Agitation étrangère au Venezuela : que dit le décret qui permet au régime chaviste de rechercher et de capturer les citoyens ?

La présidente par intérim du Venezuela, Delcy Rodríguez, a déclaré lundi l'état d'agitation extérieure sur tout le territoire national après avoir dénoncé une « agression armée des États-Unis ».

Le décret n° 5.200, daté samedi de la signature de l'ancien dictateur Nicolás Maduro – qu'il avait laissé prêt avant son arrestation – et approuvé par son cabinet, permet l'adoption de mesures exceptionnelles en matière de sécurité, d'économie, de société et de politique, dans le cadre de ce que le chavisme a décrit comme un scénario d'« hostilité extérieure sans précédent ».

Le texte présidentiel, publié au Journal officiel, fonde la décision sur la récente confirmation d'une attaque des forces américaines. Le décret qualifie ce fait de « violation grave de l'intégrité territoriale, de la souveraineté et de l'indépendance de la Nation » et d'infraction au droit international, en faisant spécifiquement référence au paragraphe 4 de l'article 2 de la Charte des Nations Unies.

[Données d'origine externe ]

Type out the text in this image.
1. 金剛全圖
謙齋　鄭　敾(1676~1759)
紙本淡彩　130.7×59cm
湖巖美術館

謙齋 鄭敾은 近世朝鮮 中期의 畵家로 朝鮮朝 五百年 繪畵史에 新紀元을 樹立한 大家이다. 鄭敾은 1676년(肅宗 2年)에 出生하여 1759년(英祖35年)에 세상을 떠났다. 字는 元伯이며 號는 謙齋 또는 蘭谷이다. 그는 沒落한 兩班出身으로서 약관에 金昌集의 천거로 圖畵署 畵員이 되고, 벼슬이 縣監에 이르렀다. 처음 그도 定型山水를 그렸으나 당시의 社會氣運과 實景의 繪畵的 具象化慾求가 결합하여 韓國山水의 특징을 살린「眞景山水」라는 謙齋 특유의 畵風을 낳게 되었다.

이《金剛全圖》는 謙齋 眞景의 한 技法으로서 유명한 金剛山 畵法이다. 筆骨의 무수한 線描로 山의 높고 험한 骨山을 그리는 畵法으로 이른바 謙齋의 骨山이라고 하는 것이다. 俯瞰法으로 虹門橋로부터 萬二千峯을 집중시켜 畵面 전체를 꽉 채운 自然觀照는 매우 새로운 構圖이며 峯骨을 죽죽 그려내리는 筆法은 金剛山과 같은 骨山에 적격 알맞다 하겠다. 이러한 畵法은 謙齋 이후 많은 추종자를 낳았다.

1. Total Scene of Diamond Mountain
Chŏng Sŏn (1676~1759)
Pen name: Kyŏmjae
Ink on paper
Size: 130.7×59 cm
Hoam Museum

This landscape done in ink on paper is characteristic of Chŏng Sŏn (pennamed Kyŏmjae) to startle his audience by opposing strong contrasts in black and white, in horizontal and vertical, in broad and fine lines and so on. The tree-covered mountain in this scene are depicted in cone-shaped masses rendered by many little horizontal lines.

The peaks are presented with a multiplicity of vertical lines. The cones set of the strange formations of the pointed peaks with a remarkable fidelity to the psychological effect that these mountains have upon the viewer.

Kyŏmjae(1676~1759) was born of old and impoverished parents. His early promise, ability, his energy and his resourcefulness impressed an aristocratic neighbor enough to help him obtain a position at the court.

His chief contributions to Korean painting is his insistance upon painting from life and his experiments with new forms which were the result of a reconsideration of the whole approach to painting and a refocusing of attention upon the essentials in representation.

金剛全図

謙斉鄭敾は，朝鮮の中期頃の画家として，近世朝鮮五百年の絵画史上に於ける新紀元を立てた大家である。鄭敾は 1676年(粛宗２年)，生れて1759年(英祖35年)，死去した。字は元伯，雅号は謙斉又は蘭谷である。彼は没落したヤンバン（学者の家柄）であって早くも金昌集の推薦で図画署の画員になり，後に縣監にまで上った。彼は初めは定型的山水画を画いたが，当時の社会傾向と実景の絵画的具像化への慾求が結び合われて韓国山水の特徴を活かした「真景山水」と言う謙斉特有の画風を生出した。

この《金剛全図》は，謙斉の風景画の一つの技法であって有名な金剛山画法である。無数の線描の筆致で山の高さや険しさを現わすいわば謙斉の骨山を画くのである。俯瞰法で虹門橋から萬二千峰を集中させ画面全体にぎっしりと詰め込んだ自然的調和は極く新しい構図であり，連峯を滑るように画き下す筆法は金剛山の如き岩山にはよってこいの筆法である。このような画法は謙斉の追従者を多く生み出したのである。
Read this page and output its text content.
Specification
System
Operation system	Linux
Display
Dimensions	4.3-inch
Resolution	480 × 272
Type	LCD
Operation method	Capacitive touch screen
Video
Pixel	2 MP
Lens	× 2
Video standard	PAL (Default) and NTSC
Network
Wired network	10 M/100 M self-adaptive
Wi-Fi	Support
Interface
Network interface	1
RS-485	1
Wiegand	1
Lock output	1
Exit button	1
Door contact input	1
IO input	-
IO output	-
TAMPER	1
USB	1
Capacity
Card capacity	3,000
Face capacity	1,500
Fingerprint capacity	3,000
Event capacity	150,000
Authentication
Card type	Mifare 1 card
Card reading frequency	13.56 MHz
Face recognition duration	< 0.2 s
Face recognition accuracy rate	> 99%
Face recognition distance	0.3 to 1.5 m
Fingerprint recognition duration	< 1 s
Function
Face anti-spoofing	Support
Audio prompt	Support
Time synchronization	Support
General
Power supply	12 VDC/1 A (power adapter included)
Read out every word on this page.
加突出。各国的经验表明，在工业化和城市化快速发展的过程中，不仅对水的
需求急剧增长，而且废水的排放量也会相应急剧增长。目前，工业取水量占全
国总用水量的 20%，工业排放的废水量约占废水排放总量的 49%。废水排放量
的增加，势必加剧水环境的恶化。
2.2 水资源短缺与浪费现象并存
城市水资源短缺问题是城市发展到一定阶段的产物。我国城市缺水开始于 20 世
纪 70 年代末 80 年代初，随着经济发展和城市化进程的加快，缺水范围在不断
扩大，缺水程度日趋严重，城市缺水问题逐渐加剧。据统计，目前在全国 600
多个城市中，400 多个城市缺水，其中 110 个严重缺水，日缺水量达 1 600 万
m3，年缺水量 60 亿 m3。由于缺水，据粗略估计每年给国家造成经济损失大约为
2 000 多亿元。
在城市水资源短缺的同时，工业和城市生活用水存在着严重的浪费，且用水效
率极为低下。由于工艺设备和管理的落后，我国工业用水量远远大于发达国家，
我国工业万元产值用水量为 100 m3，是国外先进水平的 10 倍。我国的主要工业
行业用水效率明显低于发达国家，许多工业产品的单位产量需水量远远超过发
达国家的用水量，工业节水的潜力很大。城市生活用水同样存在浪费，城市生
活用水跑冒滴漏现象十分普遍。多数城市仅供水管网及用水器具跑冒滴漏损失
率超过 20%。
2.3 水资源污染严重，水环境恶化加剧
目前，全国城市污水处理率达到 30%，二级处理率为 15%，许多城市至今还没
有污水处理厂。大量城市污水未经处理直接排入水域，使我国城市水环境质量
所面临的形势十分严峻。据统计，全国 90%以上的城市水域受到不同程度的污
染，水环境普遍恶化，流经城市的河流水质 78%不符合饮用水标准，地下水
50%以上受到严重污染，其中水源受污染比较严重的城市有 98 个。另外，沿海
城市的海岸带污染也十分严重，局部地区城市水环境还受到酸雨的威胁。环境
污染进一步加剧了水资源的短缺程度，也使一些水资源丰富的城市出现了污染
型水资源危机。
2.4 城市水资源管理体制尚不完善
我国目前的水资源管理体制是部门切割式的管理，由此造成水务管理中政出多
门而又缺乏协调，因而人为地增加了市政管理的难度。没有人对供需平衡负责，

La déclaration de l'état de troubles extérieurs est prévue dans les articles 337, 338 et 339 de la Constitution vénézuélienne et régie par la loi organique sur les États d'exception. Sa mise en œuvre implique la mobilisation immédiate des Forces armées nationales bolivariennes (FANB), ainsi que l’ordre d’utiliser « tout le potentiel existant en tant que puissance nationale » pour repousser l’intervention.

Delcy Rodríguez, présidente par intérim de

L’une des dispositions centrales – et les plus controversées – du décret est l’activation de mécanismes de recherche et de capture des personnes ciblées pour avoir encouragé ou soutenu l’attaque.

« Les corps de police nationale, étatique et municipale doivent immédiatement entreprendre la recherche et la capture sur tout le territoire national de toute personne impliquée dans la promotion ou le soutien de l'attaque armée des États-Unis d'Amérique contre le territoire de la République (…) en vue de leur procès », indique la lettre.

Cette ligne directrice s'étend à la collaboration obligatoire des forces de police aux niveaux national, régional et municipal, ordonnant le renvoi des détenus vers le ministère public et le système de justice pénale.

Le décret prévoit également la militarisation temporaire des infrastructures de service public, de l'industrie pétrolière et des industries de base, dont les travailleurs seront temporairement soumis au régime militaire.

En outre, il renforce le contrôle des frontières terrestres, aériennes et maritimes, et autorise l'Exécutif à dicter toute mesure politique, juridique, administrative, économique et sociale qu'il estime nécessaire pour « rétablir la normalité ».

Photographie des archives des membres

Parmi les pouvoirs exceptionnels figurent la réquisition de biens essentiels à la défense nationale, la restriction ou la suspension de l'entrée dans le pays, la fermeture des frontières, la restriction du libre transit et la suspension des réunions et manifestations publiques.

Le décret autorise la demande de coopération de la part de personnes physiques et morales, publiques ou privées, y compris l'imposition de services extraordinaires.

« Toute mesure dictée sur la base de cette déclaration d'état de choc extérieur, ainsi que son exécution ou sa mise en œuvre, doit être proportionnelle à la situation à laquelle on fait face en termes de gravité, de nature et de champ d'application », souligne-t-il.

L'action gouvernementale atteint la Milice Nationale et ses membres, qui restent sous commandement naturel et enrôlés dans le Système Défensif Territorial. Le texte requiert la collaboration de tous les niveaux de l'Exécutif, des gouverneurs, des maires et des agents publics, en plus des forces militaires et policières.

Ministre de la Défense Vladimir

La durée initiale de l'état de troubles extérieurs est de 90 jours, renouvelable une fois, conformément à la Constitution. Depuis son entrée en vigueur, les articles juridiques incompatibles avec le décret sont suspendus et seront transmis à l'Assemblée nationale et à la Cour suprême de justice pour contrôle et révision.

Il a enfin exhorté la population à « assumer activement » la défense de la Nation et à collaborer à l'application du décret « dans une union civilo-militaire-policière, pour la paix du pays, notre indépendance, notre souveraineté et le droit au développement ».

Sa publication au Journal officiel lui confère un caractère public et une force de loi immédiate, comme l'atteste le Service autonome de l'imprimerie nationale et du Journal officiel.